Olympic Games armchair observations
The Olympic Games, a time to settle down and watch a host of sports you only care about once every four years.
It’s a time when if challenged as to why you’ve remained seated in the armchair for the best part of a day, you can freely apply the excuse: “Because it only happens once every four years.”
But the need to devour all things Olympic Games can lead to forcing yourself to watch all manner of different events. After the first full weekend of action, I realised hours had passed while I watched a Ukrainian woman called Pavlova in the archery.
It’s been fascinating to watch the rowing, mainly to see titans of sport struggle with extreme winds and sometimes even sink. It’s way more exciting than the boat race for spectacular sinking potential.
In fact a challenge of Olympian proportions can actually be found attempting to circumnavigate the BBC’s Rio 2016 coverage.
It can be quite a mission finding something that’s a) actually live and/or b) features a Brit. Freesat, freeview, freefrom, whatever.
Another appeal for tuning in is to see who BBC presenter John Inverdale might offend next.
I must declare that since awarding me a degree ten years ago, Invers has gone downhill. Perhaps dishing out the honours to a bunch of graduates was the highpoint.
With past victims including Marion Bartoli and a rude word during last year’s Cheltenham Festival, he seems to be on the verge of tipping over into dangerous territory pretty much every time he begins a discussion. One of those people who would be fine if he just halved his amount of analysis before it gets sticky.
Such a gaffe looked like it was about to happen at the Rugby sevens event.
When Inverdale started to discuss the size of women’s rugby players with Sir Clive Woodward it was edge-of-the-seat stuff. Where’s he going with this? Just stop talking man! By accident rather than design he’s become must-watch viewing.
There’s certainly a fun game to be had, a bit like playing Andy Townsend bingo. Perhaps a sort of ‘Inverdale Russian Roulette’.
While we’re on all matters BBC, what’s with the Get Inspired campaign flashing up every so often? Having watched some beach volleyball (more below), let’s say I was inspired to go out and play the sport.
I stumbled upon a nearby ‘court’ the other day. Backing onto a car park, a herd of cows would have more fun playing around on that.

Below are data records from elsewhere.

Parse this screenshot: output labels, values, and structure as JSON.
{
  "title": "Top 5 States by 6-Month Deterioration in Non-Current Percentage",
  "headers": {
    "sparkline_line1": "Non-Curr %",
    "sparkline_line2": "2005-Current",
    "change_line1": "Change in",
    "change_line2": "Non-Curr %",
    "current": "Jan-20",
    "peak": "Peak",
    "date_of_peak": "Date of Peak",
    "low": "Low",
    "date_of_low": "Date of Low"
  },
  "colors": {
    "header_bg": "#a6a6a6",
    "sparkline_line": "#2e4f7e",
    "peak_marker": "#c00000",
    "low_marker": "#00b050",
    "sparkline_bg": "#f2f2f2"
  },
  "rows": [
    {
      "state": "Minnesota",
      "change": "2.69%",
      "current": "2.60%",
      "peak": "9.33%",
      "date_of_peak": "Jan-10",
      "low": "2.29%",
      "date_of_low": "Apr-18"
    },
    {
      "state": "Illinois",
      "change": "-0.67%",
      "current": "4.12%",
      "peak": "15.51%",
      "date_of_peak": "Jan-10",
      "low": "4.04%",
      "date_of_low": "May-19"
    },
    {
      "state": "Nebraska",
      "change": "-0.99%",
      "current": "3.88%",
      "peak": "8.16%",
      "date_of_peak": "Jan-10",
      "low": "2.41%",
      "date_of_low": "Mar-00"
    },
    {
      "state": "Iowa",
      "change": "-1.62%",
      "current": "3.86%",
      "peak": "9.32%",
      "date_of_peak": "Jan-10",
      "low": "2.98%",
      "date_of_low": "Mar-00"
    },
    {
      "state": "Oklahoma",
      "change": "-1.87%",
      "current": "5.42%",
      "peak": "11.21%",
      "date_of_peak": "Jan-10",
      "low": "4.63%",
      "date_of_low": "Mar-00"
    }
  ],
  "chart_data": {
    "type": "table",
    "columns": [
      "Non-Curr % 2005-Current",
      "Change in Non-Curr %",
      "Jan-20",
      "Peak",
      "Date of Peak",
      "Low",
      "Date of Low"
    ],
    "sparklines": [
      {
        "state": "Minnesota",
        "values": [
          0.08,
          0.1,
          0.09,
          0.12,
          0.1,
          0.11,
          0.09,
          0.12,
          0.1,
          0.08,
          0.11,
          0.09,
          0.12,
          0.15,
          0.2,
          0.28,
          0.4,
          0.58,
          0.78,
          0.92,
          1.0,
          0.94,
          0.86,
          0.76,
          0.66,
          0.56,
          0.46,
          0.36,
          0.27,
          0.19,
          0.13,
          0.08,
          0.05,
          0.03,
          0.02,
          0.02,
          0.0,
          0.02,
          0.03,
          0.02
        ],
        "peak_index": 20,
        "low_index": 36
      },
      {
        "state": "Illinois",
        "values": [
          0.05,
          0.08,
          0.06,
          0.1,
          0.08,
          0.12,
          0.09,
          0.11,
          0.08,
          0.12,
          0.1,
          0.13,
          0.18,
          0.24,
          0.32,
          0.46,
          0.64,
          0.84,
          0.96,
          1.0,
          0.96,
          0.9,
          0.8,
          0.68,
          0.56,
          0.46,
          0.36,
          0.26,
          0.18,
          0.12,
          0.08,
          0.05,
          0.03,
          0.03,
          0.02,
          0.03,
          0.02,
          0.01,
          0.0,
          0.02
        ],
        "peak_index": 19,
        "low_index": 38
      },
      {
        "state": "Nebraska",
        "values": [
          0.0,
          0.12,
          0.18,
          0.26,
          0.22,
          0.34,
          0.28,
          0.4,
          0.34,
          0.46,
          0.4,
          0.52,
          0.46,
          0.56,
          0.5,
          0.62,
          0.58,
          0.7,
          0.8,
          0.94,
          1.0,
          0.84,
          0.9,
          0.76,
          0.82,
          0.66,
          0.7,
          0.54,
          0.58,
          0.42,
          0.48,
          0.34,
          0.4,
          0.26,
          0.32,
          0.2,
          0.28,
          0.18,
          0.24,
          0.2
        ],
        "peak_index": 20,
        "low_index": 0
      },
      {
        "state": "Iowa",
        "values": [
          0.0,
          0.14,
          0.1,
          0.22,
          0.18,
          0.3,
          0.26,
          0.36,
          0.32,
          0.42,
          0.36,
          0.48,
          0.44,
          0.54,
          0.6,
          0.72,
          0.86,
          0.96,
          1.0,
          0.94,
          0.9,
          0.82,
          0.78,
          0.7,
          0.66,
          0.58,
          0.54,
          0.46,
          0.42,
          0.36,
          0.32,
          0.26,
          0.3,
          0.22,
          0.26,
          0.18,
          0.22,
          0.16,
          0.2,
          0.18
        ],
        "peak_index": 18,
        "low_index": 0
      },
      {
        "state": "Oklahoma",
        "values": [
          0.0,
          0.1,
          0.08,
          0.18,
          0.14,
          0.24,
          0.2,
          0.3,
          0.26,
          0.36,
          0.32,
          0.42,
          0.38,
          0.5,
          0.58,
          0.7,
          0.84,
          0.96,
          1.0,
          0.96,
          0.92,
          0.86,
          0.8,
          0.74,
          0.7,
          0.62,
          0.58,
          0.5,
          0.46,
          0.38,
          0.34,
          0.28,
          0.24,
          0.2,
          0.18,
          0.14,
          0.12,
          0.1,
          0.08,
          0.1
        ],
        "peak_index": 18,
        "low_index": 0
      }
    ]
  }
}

The UK isn’t Brazil so let’s not con people.
As a man, trying to convince people you’re watching women’s beach volleyball for any other reason than the lack of kit is difficult. Particularly when one of them is called Brooke Sweat (yes real name). But normal bog-standard volleyball just doesn’t cut it. There’s too many players involved and you can’t see the sun shining.
Plus the time it takes to get your head around the rules and understand the scoring system, it’s already time for another sport.
Which brings me on to fencing – like jousting without the horse. Jousting is being petitioned for inclusion in future Olympic Games.
I last watched fencing when Madonna did it in Die Another Day.
Olympic fencers and their attire remind me of beekeepers, very patriotic ones. The action happens so fast, there are lights on their head guards, lights on the floor – the whole set-up looks like some fantastic night at the disco.
Watching action from Team GB’s Laurence Halsted against Chinese fencer Chen Haiwei, the commentator uttered: “My way or the Haiwei’. Entirely predictable yes, but this is also what the Olympics means to an armchair fan and writer. Proper punning. On the piste, foiled again etc …
That and whiling away hours in front of obscure sports.